Stuffed Acorn Squash with Rice, Roasted Carrots and Cherries


1/2 -1 cup – onion minced

1 cup – Chinese black rice long grain brown rice or wild rice

1 teaspoon – ground cinnamon

2 cups – vegetable broth

2 – acorn squash divided into halves with seeds scooped out

4 tablespoons – olive oil divided, plus 1 tablespoon

1 teaspoon – coarsely ground sea salt divided

Black pepper to taste

2 teaspoons – ground coriander divided

1-2 cups – chopped carrots peeled and diced

1/2 – 1 cup – coarsely chopped pecans

1 teaspoon – minced fresh ginger

1 cup – chopped dried cherries

1 tablespoon – maple syrup or dark honey


1. Preheat oven to 375 degrees Fahrenheit.

2. In a medium saucepan over medium heat add 1 tablespoon olive oil. Add onion and sauté. Stir in rice and cinnamon. Add vegetable broth. Bring to a boil, then reduce to simmer.
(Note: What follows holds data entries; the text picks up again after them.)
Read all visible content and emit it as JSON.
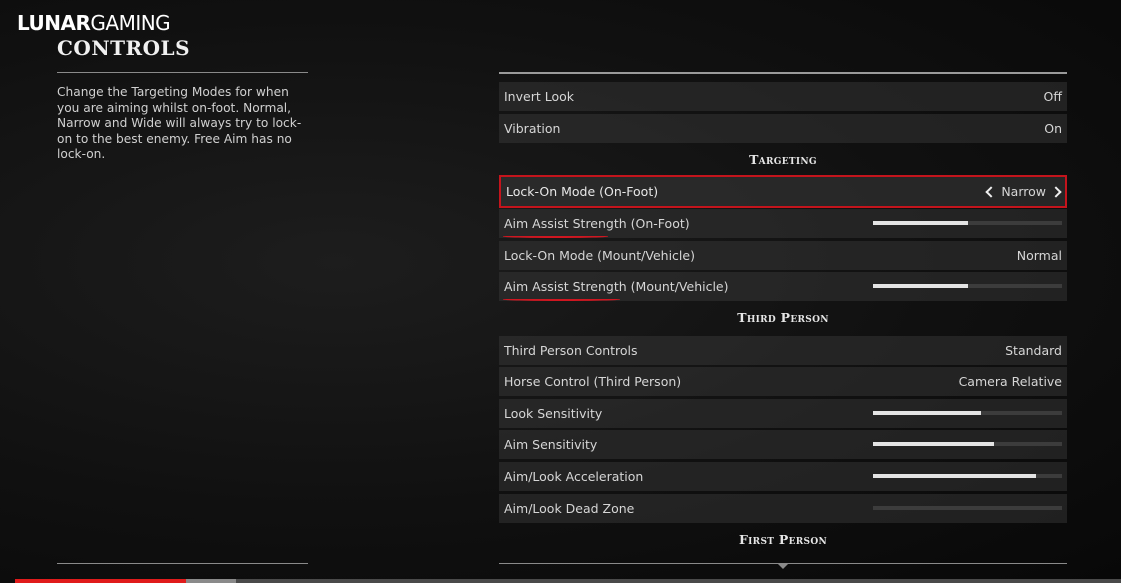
{
  "brand": {
    "part1": "LUNAR",
    "part2": "GAMING"
  },
  "page_title": "CONTROLS",
  "description": "Change the Targeting Modes for when you are aiming whilst on-foot. Normal, Narrow and Wide will always try to lock-on to the best enemy. Free Aim has no lock-on.",
  "sections": {
    "targeting": "Targeting",
    "third_person": "Third Person",
    "first_person": "First Person"
  },
  "rows": {
    "invert_look": {
      "label": "Invert Look",
      "value": "Off"
    },
    "vibration": {
      "label": "Vibration",
      "value": "On"
    },
    "lock_on_foot": {
      "label": "Lock-On Mode (On-Foot)",
      "value": "Narrow"
    },
    "aim_assist_foot": {
      "label": "Aim Assist Strength (On-Foot)",
      "level": 0.5
    },
    "lock_on_mount": {
      "label": "Lock-On Mode (Mount/Vehicle)",
      "value": "Normal"
    },
    "aim_assist_mount": {
      "label": "Aim Assist Strength (Mount/Vehicle)",
      "level": 0.5
    },
    "third_person_controls": {
      "label": "Third Person Controls",
      "value": "Standard"
    },
    "horse_control": {
      "label": "Horse Control (Third Person)",
      "value": "Camera Relative"
    },
    "look_sensitivity": {
      "label": "Look Sensitivity",
      "level": 0.57
    },
    "aim_sensitivity": {
      "label": "Aim Sensitivity",
      "level": 0.64
    },
    "aim_look_acceleration": {
      "label": "Aim/Look Acceleration",
      "level": 0.86
    },
    "aim_look_dead_zone": {
      "label": "Aim/Look Dead Zone",
      "level": 0.0
    }
  },
  "video_progress": {
    "played": 0.155,
    "buffered": 0.2
  },
  "colors": {
    "highlight": "#c4141c",
    "annotation": "#d01620",
    "progress": "#e01b1b"
  }
}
Cover and cook for approximately 30-40 minutes, until liquid is absorbed and rice is tender and cooked. Remove from heat and let sit until veggies are ready.

3. While rice is cooking, brush insides of squash with olive oil and sprinkle with mix of salt, pepper and coriander. Place squash halves on a baking sheet cut side down. Bake for approximately 40 minutes or until squash feels tender when pierced with a fork.

4. At the same time squash and rice are cooking, mix together remaining 2 tablespoons olive oil, salt and coriander. In an 8-inch baking pan mix carrots, pecans and ginger and coat with olive oil blend. Place in oven with squash and roast for approximately 40 minutes. When carrots appear to be tender when pierced with a fork, remove from oven. Stir in dried cherries and tablespoon of maple syrup. Return to oven for another 10 minutes.

5. When everything is cooked mix rice and vegetables together. Fill squash halves with rice mixture. You likely will have leftover rice mixture. Eat it on its own or save until you cook more squash.